14 de febrero de 2013 / 02:07 p.m.

El Sindicato Nacional de Trabajadores de la Educación (SNTE) presentó un documento en el Congreso de la Unión para alertar sobre los riesgos de la reforma educativa, entre los que destaca que algunos de sus contenidos ponen en entredicho la rectoría del Estado en la materia, pues es clara la incidencia de organismos internacionales y proempresariales que buscan su privatización.

En el documento de 16 páginas, que fue entregado en la Cámara de Diputados y el Senado, el SNTE advierte sobre rubros como el fortalecimiento de la autonomía de gestión en las escuelas, con lo que se perdería la gratuidad en los centros educativos, además de que la evaluación a los docentes no garantiza diagnósticos efectivos.

Sin embargo, el gremio que encabeza Elba Esther Gordillo asegura que no será un obstáculo para el mejoramiento de la educación, y enfatiza que tampoco renunciará a tutelar los derechos de sus trabajadores.

El SNTE argumenta que en la recién aprobada reforma educativa existe la incidencia de organismos como la OCDE y Mexicanos Primero, cuya tendencia es buscar que la educación sea “un negocio”.

""La llamada reforma educativa satisface puntualmente las recomendaciones de la OCDE y las exigencias de una organización con claro sentido proempresarial. Con ello queda en entredicho la rectoría del Estado en materia educativa”", detalla.

Advierte que las modificaciones constitucionales no tendrán éxito sin la participación de los docentes, lo cual sustenta en recomendaciones de la misma OCDE y la UNESCO.

El gremio reitera que la evaluación a docentes debe ser integral y no sujetar sus resultados a la permanencia de los maestros en sus plazas laborales.
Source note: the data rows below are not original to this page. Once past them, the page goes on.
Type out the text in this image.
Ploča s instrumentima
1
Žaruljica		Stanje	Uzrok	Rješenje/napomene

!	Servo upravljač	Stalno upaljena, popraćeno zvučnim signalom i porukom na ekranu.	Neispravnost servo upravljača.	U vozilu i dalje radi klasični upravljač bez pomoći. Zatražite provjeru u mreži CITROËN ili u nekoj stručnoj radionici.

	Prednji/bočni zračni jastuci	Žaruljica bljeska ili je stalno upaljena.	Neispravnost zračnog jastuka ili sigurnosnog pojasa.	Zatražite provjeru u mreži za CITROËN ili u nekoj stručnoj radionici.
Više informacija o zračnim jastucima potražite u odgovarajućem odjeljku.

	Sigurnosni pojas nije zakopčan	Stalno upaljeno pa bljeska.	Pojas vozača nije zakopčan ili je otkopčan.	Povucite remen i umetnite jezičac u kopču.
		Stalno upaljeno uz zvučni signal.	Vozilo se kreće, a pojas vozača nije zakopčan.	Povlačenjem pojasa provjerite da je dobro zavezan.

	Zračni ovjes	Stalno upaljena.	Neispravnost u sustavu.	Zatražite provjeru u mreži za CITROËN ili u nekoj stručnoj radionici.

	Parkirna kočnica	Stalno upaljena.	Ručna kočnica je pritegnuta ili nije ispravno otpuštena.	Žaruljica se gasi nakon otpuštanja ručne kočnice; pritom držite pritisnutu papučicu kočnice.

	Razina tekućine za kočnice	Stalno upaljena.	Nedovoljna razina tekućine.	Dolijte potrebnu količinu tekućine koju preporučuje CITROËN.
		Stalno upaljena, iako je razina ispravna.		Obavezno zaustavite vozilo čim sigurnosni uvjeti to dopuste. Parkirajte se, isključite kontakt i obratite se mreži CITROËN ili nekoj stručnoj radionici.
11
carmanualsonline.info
"“Al no establecer el porqué y para qué evaluar, queda claro que la reforma no es integral ni garantiza que los diagnósticos hechos por el INEE tengan carácter vinculatorio. De tal forma que los resultados se verían reducidos a meras recomendaciones y no a acciones para mejorar la calidad de la educación. La evaluación articulada a la permanencia en el servicio presenta el riesgo de que, a través de un examen estandarizado, se rescinda la relación laboral del docente, sin responsabilidad para quien lo contrate"”, advierte el texto.

Considera que los resultados de los alumnos no son totalmente atribuibles a sus maestros, pues se debe tomar en cuenta el índice de desarrollo humano que poseen en cada una de las entidades.

Otros de los argumentos del SNTE son respecto del riesgo de fortalecer la autonomía de gestión en las escuelas y establecer el tiempo completo, pues para ello considera que se requieren más recursos que tendrían que solventar los padres de familia.

“"Que el Estado delegue en los padres de familia su responsabilidad de sostenimiento de las escuelas, afectando los principios de gratuidad, laicidad y obligatoriedad de la educación pública”".

El sindicato reitera que seguirá cooperando para el mejoramiento del sistema educativo.

"Ratificamos nuestro compromiso con el Estado y la sociedad; pero reclamamos, ni más ni menos, justicia laboral, social y profesional, respeto a nuestra dignidad como personas, ciudadanos, trabajadores y educadores. La lucha por una mejor escuela pública y la reivindicación de los profesionales de la educación, es la misma lucha”", finaliza.